As he crosses the French countryside, Private Rooney hears a noise. He raises his rifle and tenses, ready to shoot at German infantry or dive for cover if it is a tank or plane. The noise is not like anything he has heard before.
Rooney’s sergeant curses as he points at the sky. Following his gaze, Rooney sees the most extraordinary thing. A dozen black-clad soldiers in helmets and goggles hurtle above the treetops on columns of fire. As the American stares open-mouthed, the flying Stormtroopers scatter grenades before disappearing back over the treetops. Rooney dives for cover as the explosions start.
It might sound like something from science fiction, but it did come close to happening. In the final years of the Second World War, German scientists were working on a jetpack that would have launched a whole new kind of soldier – the Sky Trooper or Himmelstürmer.
Nazi Germany: Putting the Mad in Mad Science
From its instigation, the Nazi regime was fascinated by science and engineering. German scientists strove hard to make their country and military superior. Science was a way to understand and to control the world.
At times, this led them down paths that now seem both absurd and obscene. The so-called science of race supported by the regime was grounded in 19th-century prejudices, not the reality of evidence. Yet, it was used to justify the deaths of millions.
Inside the concentration camps, science took some of its darkest turns. The torturous deaths of innocent people were used to develop an understanding of the human body. For years afterward, people would grapple with the ethical dilemma of what to do with life-saving information which was acquired due to horrific deaths.
Inevitably, given the regime’s militarism, much of Nazi science was centered on creating weapons of war.
Focus on Rocketry
One of their greatest areas of innovation was in rocketry.
Early in the war, a German scientist leaked details of German military projects to the British in a document known as the Oslo Report. The technology reported there included work on military rockets.
These came to fruition in 1944, when V1 and V2 missiles fell on London. Hitler had gained the ability to reach out and strike other countries with unmanned rockets. Thanks in part to the intelligence gathering of resistance fighters and targeted Allied bombing raids, that technology arrived too late to turn the tide of war.
It was not the only plan the Nazis had for military rockets. They were also working on a jetpack.
One Man, Two Engines
By 1944, work was underway on creating the Himmelstürmer flight pack.
The flight pack was based on a pulse engine similar to that used in the V1 rocket. Developed by German engineer Paul Schmidt, it built upon previous work on jets. Schmidt had found ways to make jets more efficient. Sponsored by the German Air Ministry, he turned this to military purposes, both in creating missiles and in seeking greater propulsion for aircraft.
The Himmelstürmer pack involved two jet engines. The main one was strapped to the wearer’s back, providing forward and upward propulsion. The other was steered using handgrips, providing direction and stability.
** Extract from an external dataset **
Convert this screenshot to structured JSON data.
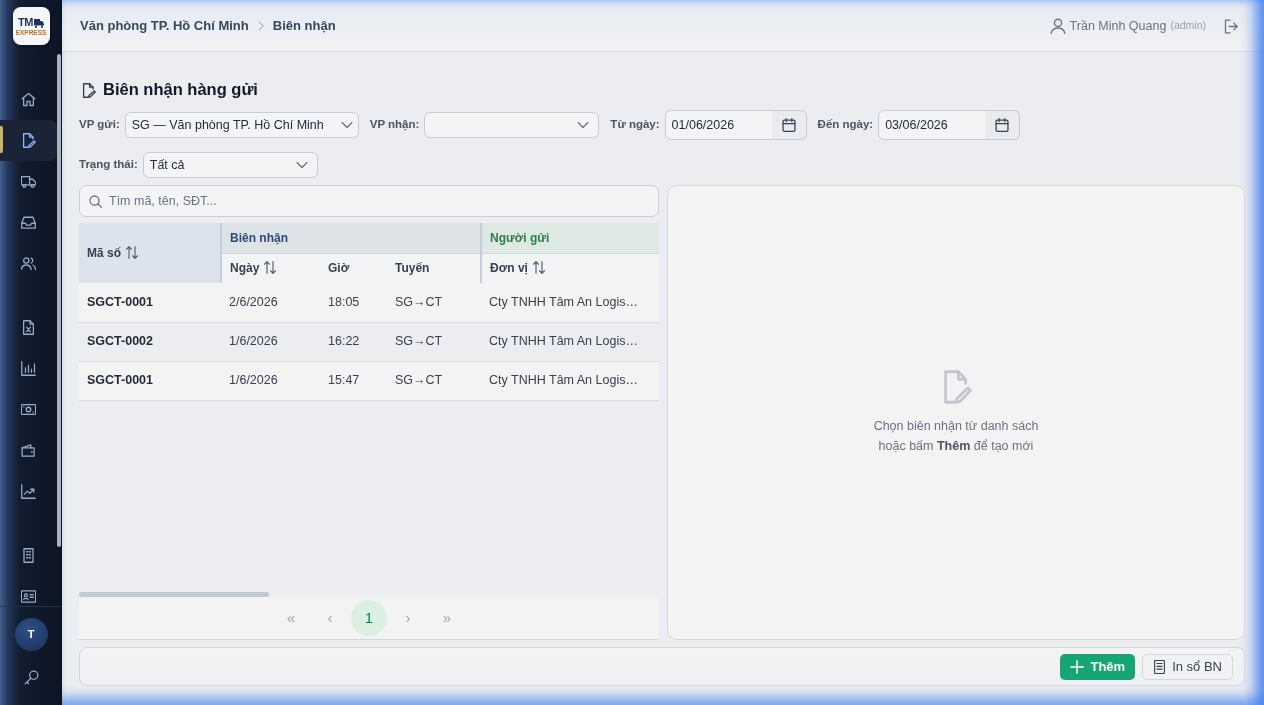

Unlike other jets under development, the Himmelstürmer pack could not rely on forwarding movement to push oxygen to its intake. Instead, the oxygen had to be force fed from a tank.
Equipping a Jump Soldier
Plans for Himmelstürmer troops did not involve special uniforms or fancy equipment. They would wear ordinary German military uniforms and carry guns and grenades just like other troops.
In many ways, it was a development of the path the Germans had been down since 1918. Then, elite Stormtroopers equipped with hand grenades and the latest light machine guns had been used to break through Allied trenches in lightning assaults. Now they would do the same from the air.
Jumping Scenery or Jumping Enemies
Speculation about how the technology might have been used has gone down two paths.
For the more imaginative, the Himmelstürmer could have made daring strikes in entirely new ways. Flying figures could have crossed enemy lines unseen, striking suddenly in the midst of the Allies. Or they could have hurtled over the heads of their enemies, dropping grenades as they went, then opened fire from behind the lines.
Realistically, the potential of the first jet packs was more mundane. Test flights covered distances of 50 to 70 meters. Fuel limitations meant long trips could not be made. Also, the packs had to be switched off immediately on landing.
Most likely, if they had been operational, they would have been used to cross obstacles quickly. It would have given their wearers a greater edge, letting them cross barbed wire, minefields, and areas of cover, but it was not the stuff of jetpack dreams.
Exciting Technology That Was Never Used
In the end, the Himmelstürmer never saw service. By the time the technology was in the test phase, the war was turning against Germany. Resources were running low. Every available soldier was being sent to the front.
Rocketry still played a part. Following D-Day, Hitler lashed out by raining rockets down on London in a series of terror attacks. However, the technology had not reached a point where it could be tactically useful, whether carrying a warhead or a Stormtrooper.
Abandoned at Bell
American forces seized a prototype of the jet pack and took it back to the USA. There it was examined at Bell Labs. No-one was willing to risk strapping themselves into the machine, and it was eventually abandoned.
It was one more example of German rocket technology, and as such became part of the research that eventually put men on the moon.